Miley Cyrus, Flaming Lips Stage Surreal Spectacle at Dead Petz Tour Opener
Over the course of two-plus hours at her Dead Petz tour opener, Miley Cyrus put on one of the most fantastically strange shows in recent memory, notable for the blunt muchness of every possible aspect. Backed by an assortment of wildly costumed friends and in collaboration with the Flaming Lips, Cyrus dumped her id and, song by song, dismantled the public pop construction of our (mis)understading of who she is. The spectacle was by turns glorious, turgid, porny and willfully amateur — the latter aspect being the real source of surprise and entertainment, and a seeming relief for Cyrus herself.
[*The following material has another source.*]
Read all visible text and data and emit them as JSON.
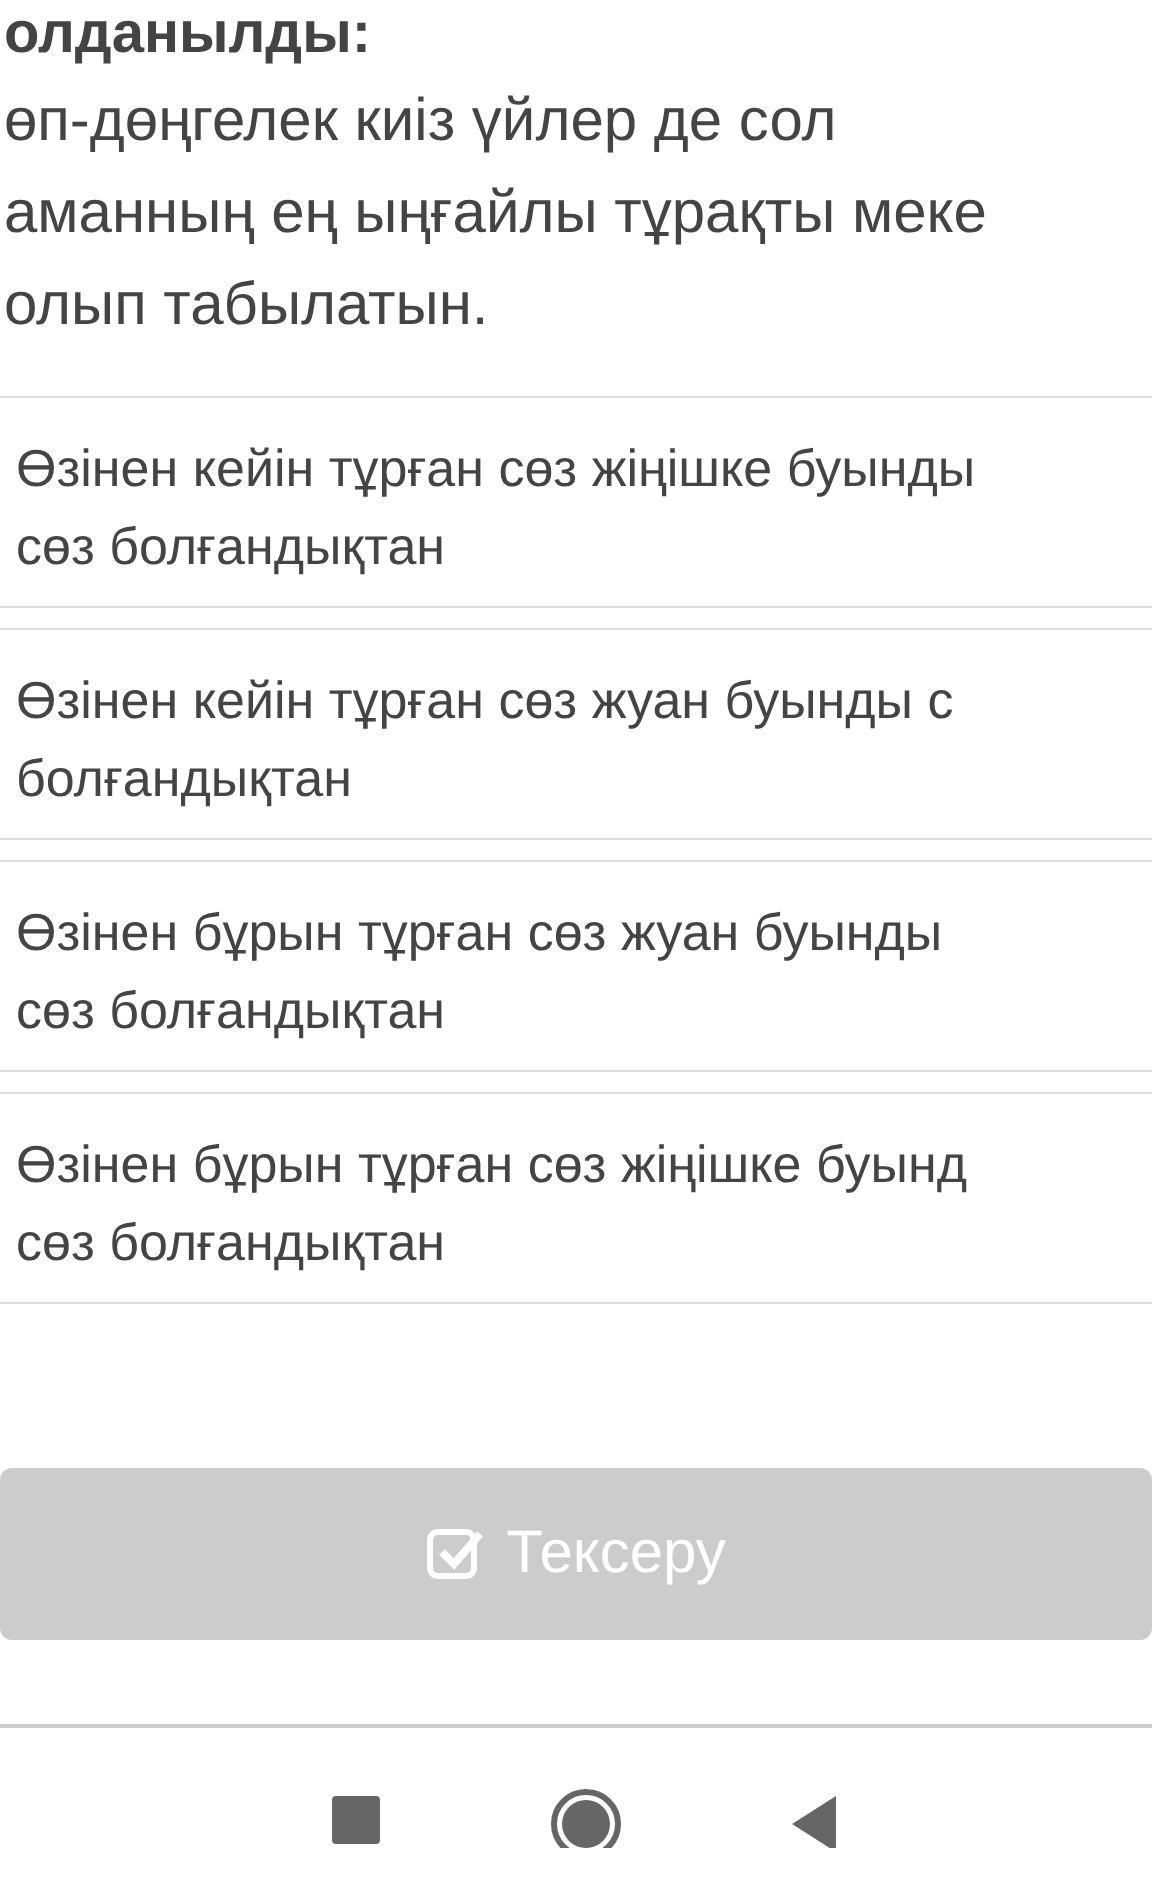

Everything Cyrus has done in the past several years has put greater distance between Miley the Disney product and the oft-controversial pop figure she has become. Onstage at the Riveria Theatre in Chicago on Thursday night, playing to a heavily costumed (think rave plushies) crowd of 2000, she seemed relaxed and joyous, as if had finally arrived at what she has been working towards this whole time. Lips bandleader Wayne Coyne played sideman and chuckling accomplice to Cyrus, though for a few-song stretch he returned to his seemingly perdurable role of Giant Balloon Shepherd, as the successive stadium-grade drops of inflatables crowded the room. The band and Cyrus were loose but faithful to Dead Petz, making their way through almost the entire 23-track album before closing with “We Can’t Stop.”
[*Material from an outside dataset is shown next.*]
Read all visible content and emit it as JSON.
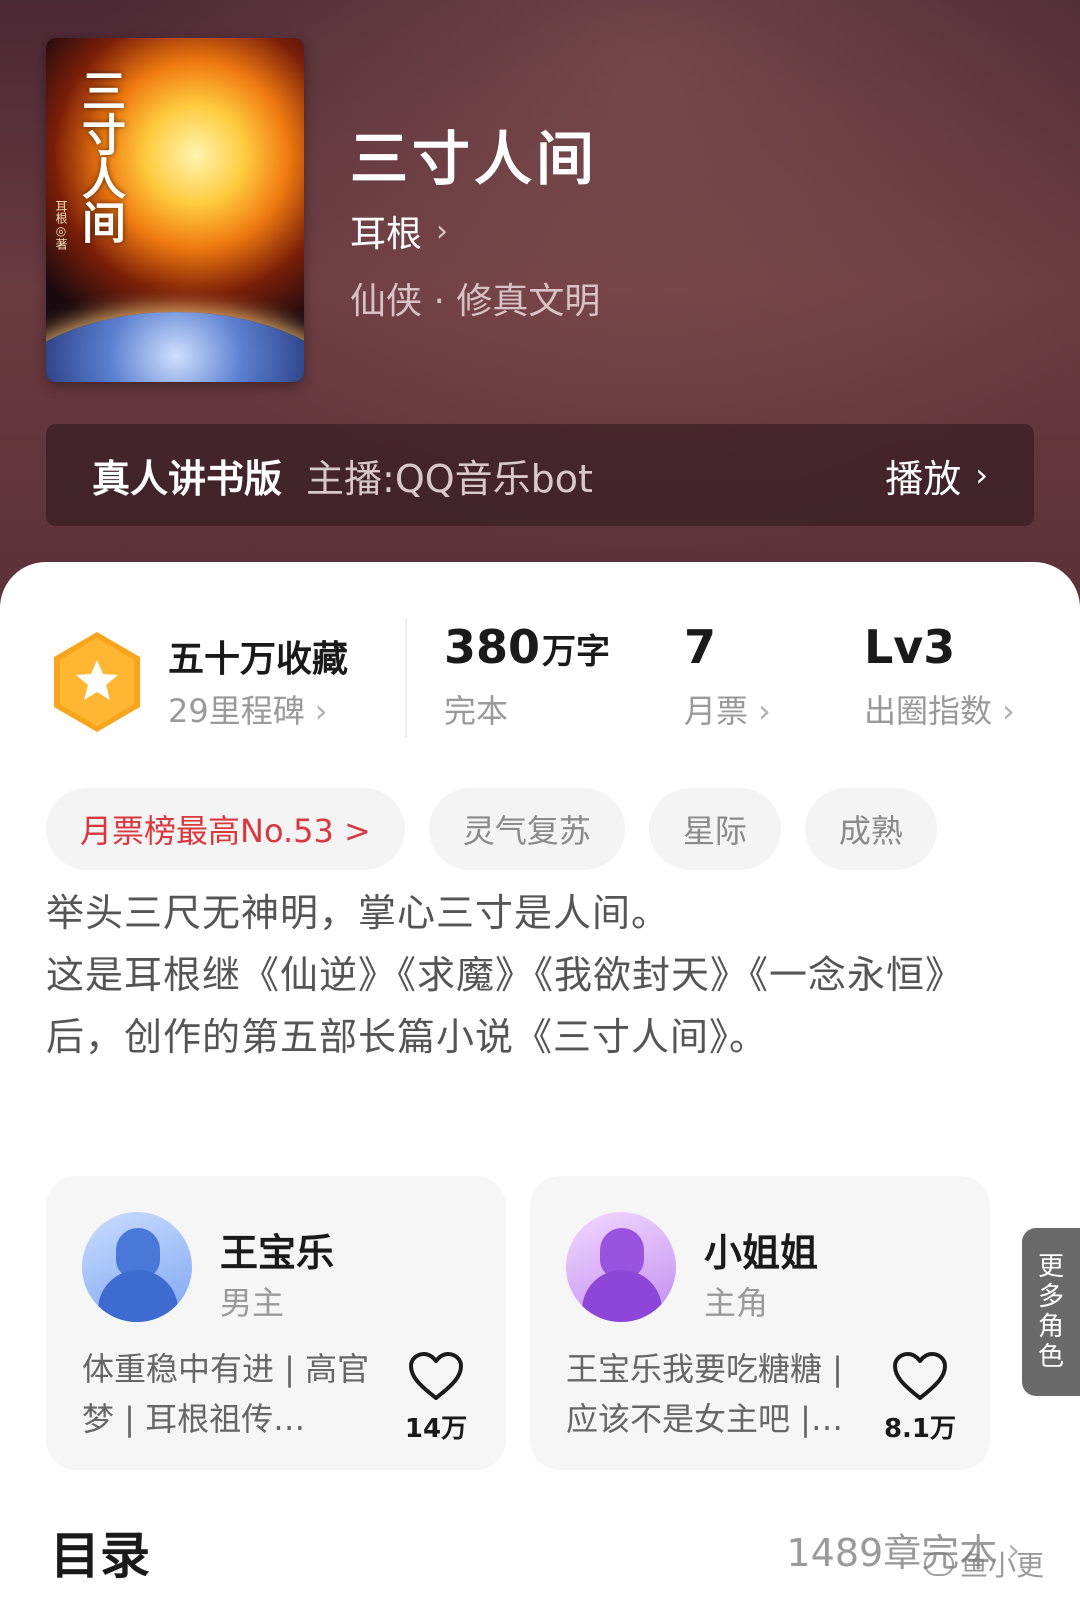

Opening with “Dooo It,” clad in a golden, thonged onesie, and matching suit coat with the letters “D” and “O” in lieu of lapels, and moon boots, Cyrus stomped and strutted, free of choreography. Flanking her on the side of the stage was her trusty dancer-cohort Amazon Ashley, in a rainbow Afro wig, a giant dollar sign hanging between her breasts, which were covered only with money-bag pasties. When Cyrus mimed suckling on them, it seemed like perhaps this roll-out of Dead Petz stood to become a rehash of familiar tropes and trespasses, but by the end of her epic set, it seemed unlikely we might ever get that old stadium-sized Miley and her tongue back.
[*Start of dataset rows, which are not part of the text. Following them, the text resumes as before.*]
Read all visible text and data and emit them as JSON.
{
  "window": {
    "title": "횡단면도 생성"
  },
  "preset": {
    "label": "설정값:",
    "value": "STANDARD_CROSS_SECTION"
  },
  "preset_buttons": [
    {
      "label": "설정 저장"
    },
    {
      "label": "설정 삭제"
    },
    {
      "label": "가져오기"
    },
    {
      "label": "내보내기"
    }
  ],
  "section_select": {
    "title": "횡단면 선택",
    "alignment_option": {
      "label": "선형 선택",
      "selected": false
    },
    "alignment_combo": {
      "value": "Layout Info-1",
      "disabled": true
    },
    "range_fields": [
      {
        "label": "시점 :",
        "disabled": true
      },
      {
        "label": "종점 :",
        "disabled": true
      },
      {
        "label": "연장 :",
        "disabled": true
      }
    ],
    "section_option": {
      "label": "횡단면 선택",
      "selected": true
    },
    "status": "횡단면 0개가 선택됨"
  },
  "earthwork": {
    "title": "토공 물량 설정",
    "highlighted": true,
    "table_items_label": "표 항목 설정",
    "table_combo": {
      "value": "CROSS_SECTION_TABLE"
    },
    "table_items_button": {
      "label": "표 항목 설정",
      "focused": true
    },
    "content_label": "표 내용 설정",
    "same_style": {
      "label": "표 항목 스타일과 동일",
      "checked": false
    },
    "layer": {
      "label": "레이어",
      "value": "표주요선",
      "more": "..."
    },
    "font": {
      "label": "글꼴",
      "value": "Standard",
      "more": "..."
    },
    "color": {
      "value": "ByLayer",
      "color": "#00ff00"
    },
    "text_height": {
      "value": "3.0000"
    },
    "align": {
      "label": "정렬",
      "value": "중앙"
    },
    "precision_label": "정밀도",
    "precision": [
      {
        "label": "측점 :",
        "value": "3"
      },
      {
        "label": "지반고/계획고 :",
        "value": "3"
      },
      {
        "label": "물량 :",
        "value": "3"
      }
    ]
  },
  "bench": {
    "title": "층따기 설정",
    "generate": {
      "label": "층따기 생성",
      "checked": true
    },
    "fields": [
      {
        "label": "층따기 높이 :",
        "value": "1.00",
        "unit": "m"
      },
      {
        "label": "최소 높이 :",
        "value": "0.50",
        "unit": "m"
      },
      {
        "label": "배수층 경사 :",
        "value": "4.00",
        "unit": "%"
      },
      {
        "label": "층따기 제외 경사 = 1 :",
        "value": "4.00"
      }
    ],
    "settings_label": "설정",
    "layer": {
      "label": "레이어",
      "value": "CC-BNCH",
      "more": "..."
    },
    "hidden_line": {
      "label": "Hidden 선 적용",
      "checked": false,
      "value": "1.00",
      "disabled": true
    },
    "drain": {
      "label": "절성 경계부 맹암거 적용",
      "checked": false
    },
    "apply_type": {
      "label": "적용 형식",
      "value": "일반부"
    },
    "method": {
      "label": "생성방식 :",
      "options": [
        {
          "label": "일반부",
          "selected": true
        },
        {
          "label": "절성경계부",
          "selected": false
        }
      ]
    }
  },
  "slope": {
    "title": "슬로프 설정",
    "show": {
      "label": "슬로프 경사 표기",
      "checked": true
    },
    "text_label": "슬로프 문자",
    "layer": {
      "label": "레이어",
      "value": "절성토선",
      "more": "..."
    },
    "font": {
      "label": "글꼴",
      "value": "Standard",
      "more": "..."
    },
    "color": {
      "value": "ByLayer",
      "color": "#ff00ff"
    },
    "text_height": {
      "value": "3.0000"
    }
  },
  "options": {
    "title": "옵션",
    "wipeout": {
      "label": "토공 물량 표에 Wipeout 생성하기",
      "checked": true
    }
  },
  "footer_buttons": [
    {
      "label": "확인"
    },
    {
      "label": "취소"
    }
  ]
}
Her first costume change signaled that this was not merely Miley shrinking to fit a small venue. She came on and sang “1 Sun” dressed as a sun, looking so ragtag that Coyne was laughing, as Cyrus’ paper rays crumpled as she moved. Occasionally, all the camp, props, balloons and confetti threatened to — literally and metaphorically — cloud the centerpiece, which is Cyrus’ voice, as huge and unadorned as it’s ever been. In those moments of balloon fatigue and “this song’s about pussy!” declarations (Cyrus’ own), all of this felt more ironic than gleefully goofy, some caustic lark or high-budget fuck you, but invariably the performers wheeled the event back to being a proper show filled with peace and hedonism. The psychedelic vamping of Coyne and Co. worked well in the same spots it does on the record (“Karen,” and “Lighter,” particularly), though, as on Dead Petz, at times the accompaniment ran together in a jammy soup.